The other issue the report focused on was Juvenile Justice in Uganda which was canvased in chapter 7. It was noted that like adults, children engage in delinquent behaviors that contravene the existing laws, exposing them to the justice system. Accordingly, 27% of children in Uganda had been exposed to crime by July 2017. “UHRC notes the great strides registered concerning the provision of free legal aid services to juveniles in the country.
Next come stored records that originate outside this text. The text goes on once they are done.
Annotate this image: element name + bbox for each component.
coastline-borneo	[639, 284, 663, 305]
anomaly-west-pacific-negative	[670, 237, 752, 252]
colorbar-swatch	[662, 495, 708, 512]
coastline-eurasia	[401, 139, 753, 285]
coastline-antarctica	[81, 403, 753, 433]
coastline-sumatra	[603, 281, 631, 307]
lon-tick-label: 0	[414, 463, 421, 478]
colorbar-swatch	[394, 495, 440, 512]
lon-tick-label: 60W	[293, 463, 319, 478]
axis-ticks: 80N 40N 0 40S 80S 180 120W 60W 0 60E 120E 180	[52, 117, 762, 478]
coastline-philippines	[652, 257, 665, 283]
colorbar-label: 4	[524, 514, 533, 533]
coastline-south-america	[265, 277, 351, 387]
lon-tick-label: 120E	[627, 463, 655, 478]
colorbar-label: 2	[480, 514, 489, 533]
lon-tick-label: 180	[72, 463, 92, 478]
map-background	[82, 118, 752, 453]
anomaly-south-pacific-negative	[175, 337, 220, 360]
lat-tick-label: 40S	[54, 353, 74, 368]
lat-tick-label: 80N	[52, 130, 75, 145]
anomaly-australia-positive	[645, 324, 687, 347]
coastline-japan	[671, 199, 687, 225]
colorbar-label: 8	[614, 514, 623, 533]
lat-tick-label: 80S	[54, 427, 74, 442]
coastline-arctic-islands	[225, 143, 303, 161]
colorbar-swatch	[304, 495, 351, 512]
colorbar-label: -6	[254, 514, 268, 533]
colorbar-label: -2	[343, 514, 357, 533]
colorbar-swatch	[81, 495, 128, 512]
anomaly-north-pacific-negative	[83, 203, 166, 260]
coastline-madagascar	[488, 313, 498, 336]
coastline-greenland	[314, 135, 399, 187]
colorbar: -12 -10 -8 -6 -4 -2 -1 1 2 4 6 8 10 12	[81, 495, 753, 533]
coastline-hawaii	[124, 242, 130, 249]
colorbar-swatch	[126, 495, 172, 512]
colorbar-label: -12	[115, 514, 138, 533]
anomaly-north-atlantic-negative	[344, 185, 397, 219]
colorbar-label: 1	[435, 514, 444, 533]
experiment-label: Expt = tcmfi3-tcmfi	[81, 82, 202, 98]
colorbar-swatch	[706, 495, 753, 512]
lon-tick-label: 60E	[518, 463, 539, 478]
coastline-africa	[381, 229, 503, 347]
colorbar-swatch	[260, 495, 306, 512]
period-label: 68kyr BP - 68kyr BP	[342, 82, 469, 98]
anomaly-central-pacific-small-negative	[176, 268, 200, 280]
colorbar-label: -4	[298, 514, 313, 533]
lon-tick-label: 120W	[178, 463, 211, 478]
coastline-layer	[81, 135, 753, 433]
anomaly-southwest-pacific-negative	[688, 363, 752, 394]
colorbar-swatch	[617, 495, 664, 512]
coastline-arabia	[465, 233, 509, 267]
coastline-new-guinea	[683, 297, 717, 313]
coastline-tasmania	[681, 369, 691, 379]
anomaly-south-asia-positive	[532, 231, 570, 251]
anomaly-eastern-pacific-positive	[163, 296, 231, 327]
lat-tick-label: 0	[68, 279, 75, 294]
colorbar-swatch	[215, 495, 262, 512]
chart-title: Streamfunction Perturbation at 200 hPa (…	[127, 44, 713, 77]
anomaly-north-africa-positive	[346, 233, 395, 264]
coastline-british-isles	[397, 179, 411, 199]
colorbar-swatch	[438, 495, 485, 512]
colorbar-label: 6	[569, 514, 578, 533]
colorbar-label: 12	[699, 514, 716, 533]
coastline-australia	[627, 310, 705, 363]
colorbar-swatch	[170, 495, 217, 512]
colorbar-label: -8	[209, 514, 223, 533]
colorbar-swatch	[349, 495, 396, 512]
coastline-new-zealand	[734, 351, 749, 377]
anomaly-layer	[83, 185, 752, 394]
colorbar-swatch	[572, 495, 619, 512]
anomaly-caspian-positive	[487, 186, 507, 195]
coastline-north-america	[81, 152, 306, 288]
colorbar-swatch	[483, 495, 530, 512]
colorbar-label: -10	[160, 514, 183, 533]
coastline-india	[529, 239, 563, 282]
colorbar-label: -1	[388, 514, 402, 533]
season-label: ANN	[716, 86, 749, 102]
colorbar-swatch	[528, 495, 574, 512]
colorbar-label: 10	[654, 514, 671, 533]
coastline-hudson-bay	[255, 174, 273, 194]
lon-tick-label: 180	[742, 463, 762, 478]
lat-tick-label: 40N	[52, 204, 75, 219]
A total of 699 children in conflict with the law consisting of 546 boys and 114 girls from Kampala, Jinja, Iganga, Masindi, Mbarara, Kabarole, Adjumani and Lira were provided with free legal and counselling services,” the report notes.

In Chapter 8, the report assessed access to electricity in Uganda and discovered that It should be noted that the electrification rate currently stands at 57%, with only 19% on the grid and 38% off the grid.

The 9th Chapter dealt with emerging human rights issues and noted disarmament in Karamoja sub-region, Social media, banishment of persons from communities in the Acholi Sub-Region in 2021, terrorism attacks and teenage pregnancies.

The Commission also highlighted its interventions in 2021 which included; complaints management, conditions in places of detention, Human Rights and Civic Education as well as finance and administration in the financial year 2020/2021. These were all highlighted in chapter 10.

In the second-last chapter 11, the Commission gave its position on selected Bills currently before parliament before winding up with chapter 12 which gives updates on Uganda’s reporting to international and regional human rights mechanisms and ratification of treaties.

During plenary the Equal Opportunity Commission through its Head of Compliance and Enforcement also appreciated the UHRC for this report especially for finding the 64 of the 69 people whose whereabouts are unknown. The public launch was moderated by NBS news achor Samson Kasumba and was broadcast live on NTV and other social media platforms like zoom.

Commissioner Lukwago gave the closing remarks appreciating the invited guests for turning up.